Entre ces mots racourcis il y en a deux qui sont diversement employez en matiere des fiefs, Parage & Piédefief. En quelques Coustumes nous voyons, que quand un fief se divise entre freres, à l' aisné appartient de faire la foy & hommage de tout le fief au Seigneur dominant & feudal, tant pour luy que pour ses puisnez, lesquels sont de là en avant estimez relever de luy leurs parts & portions, & les dit-on Tenir en Parage, qui n' est autre chose qu' une abbreviation du mot de Parentage, comme si nos anciens eussent voulu dire que par le moyen de leur Parentage les puisnez tenoient leurs parts en foy & hommage de leur aisné. Ainsi dit la vieille Oraison qu' on adressoit à la Vierge Marie, A toy Roine de haut parage, c' est à dire de haut parentage. Bel est aussi l' abregement du Piédefief tant rechanté par la Coustume de Touraine: car ce mot ne sonne autre chose que le Fief qui est depecé & demembré lors que le vassal s' en joüe pour sa commodité par alienations & transports, auquel cas la Coustume apporte divers regards, comme l' on peut recueillir d' icelle.

8. 36. Du mot, Abandonner, & de son origine.

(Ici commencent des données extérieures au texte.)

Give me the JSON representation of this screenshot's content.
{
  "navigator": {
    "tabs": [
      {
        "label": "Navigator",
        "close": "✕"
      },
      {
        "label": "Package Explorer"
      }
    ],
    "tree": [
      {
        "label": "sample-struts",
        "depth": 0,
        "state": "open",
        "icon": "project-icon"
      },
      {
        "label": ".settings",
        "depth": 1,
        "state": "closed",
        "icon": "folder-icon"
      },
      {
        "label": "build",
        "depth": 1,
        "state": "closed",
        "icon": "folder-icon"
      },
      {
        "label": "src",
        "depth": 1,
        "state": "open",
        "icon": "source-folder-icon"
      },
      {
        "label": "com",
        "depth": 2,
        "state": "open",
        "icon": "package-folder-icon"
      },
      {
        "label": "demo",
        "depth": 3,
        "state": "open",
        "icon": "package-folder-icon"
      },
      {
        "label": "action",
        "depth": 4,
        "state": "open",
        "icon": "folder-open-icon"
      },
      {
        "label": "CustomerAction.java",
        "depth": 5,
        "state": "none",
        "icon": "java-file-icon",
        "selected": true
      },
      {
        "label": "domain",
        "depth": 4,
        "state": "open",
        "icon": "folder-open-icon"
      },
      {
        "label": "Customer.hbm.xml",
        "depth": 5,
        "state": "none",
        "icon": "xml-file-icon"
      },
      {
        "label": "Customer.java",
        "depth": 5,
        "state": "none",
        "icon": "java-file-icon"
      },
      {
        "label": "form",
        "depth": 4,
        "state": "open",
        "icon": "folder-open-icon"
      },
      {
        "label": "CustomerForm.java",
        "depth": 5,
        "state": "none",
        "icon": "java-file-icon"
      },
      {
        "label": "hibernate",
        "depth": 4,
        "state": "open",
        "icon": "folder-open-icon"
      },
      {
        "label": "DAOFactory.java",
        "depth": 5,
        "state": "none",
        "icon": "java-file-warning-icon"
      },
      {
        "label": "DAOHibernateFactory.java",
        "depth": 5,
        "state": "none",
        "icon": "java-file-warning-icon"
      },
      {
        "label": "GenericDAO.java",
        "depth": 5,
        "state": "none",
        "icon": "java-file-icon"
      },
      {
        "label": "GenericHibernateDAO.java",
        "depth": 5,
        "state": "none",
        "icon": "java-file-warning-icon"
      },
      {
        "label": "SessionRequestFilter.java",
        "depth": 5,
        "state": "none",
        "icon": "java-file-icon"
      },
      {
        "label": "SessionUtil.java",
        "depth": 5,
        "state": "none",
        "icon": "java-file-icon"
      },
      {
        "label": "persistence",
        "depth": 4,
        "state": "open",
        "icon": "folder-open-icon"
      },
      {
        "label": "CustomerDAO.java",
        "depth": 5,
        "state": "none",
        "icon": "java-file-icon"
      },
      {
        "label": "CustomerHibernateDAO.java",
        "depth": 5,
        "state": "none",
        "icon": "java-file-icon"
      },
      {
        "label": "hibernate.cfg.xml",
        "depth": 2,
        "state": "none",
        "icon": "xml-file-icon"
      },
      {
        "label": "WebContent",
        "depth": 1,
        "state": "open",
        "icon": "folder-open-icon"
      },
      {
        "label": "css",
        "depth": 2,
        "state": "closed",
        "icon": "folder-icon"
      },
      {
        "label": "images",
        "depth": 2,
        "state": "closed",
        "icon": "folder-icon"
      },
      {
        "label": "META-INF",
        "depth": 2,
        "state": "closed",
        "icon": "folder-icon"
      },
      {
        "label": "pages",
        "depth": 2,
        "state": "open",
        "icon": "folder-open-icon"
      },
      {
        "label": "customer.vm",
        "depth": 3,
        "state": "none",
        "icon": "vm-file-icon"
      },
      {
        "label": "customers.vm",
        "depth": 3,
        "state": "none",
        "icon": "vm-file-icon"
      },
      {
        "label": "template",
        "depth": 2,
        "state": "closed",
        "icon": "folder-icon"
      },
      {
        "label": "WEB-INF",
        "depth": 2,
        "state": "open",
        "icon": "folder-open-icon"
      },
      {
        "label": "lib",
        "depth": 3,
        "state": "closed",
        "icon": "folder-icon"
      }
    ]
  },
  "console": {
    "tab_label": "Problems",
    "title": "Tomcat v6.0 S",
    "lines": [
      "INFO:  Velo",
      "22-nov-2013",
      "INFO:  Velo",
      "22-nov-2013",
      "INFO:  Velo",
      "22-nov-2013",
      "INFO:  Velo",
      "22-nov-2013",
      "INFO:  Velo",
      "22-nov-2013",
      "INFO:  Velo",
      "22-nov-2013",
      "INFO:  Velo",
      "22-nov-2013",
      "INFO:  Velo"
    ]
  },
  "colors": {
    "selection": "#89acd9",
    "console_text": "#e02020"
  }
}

Du mot, Abandonner, & de son origine.

CHAPITRE XXXVI.

Entre tous les mots François je trouve cestuy d' abandonner tres-riche & digne d' avoir icy sa maison particuliere. Et certes quiconque entendra l' energie qui fut anciennement en cette diction de Ban, de laquelle j' ay parlé en divers endroits de ces miennes Recherches, pourra par un mesme moyen entendre la vraye source d' abandonner. Ce mot de Ban estoit entre nous par nos plus anciens pratiqué pour une proclamation publique. Dedans Flodoard, parlant du Roy Raoul, Rodulphus interea de Burgundia revertitur in Franciam, & ut se ad bellum contra Normanos praeparent, Francis banno denunciat. Au vieil Coustumier de Normandie chap. 43. L' ost au Prince de Normandie dés le jour qu' il est banny, proroge les querelles. De là vint que nous appellasmes les Annonces qui se font en cas de mariage par les Curez, Bans. Le Maistre des Sentences lib. 4. distinct. 28. Banna sic iure nominari solita, hoc est publicae proclamationes, &c. De là nous disons Ban, quand nous semonnons les vassaux de venir à la guerre, de là est venu Banniere, pour autant qu' un Estendart est comme un signe de retraicte commune des soldats. Et à peu dire, de là est venu le mot que nous recherchons en ce lieu: car comme ainsi soit que ce mot de Ban prist diversité de signifiances, selon la diversité des rencontres, aussi fut-il pris par nos ancestres pour une chose qui estoit publique, ou voüee au public. Et en cette façon disons nous Pressouër bannier, Taureau bannier, de cette mesme fontaine dirent nos ancestres donner une chose à Ban, pour dire qu' ils l' exposoient à la discretion du public, ainsi que nous voyons estre pratiqué en termes du tout formels au mesme grand Coustumier de Normandie, au tiltre de Banon, & deffens. Où il appelle le temps de Banon, auquel les bestes peuvent aller par les champs pasturer communément, & sans pasteur: & les terres en deffens, ausquelles il n' est permis y aller: Vuides terres sont en deffens, (dit le lieu) depuis la my-Mars jusques à la S. Croix en Septembre. En autre temps elles sont communes, s' elles ne sont closes ou defenduës d' ancienneté si comme de hayes Banon doit estre ostee de toutes terres, en quoy la blee est apparoissant qui pourroit en estre empiree. Qui nous apprend que de trois dictions Françoises qui estoient A Ban donner, nous en avons fait une seule que nous disons Abandonner, de laquelle nous usons à l' endroit de toutes choses que nous voyons estre prostituees à la mercy d' uns & autres.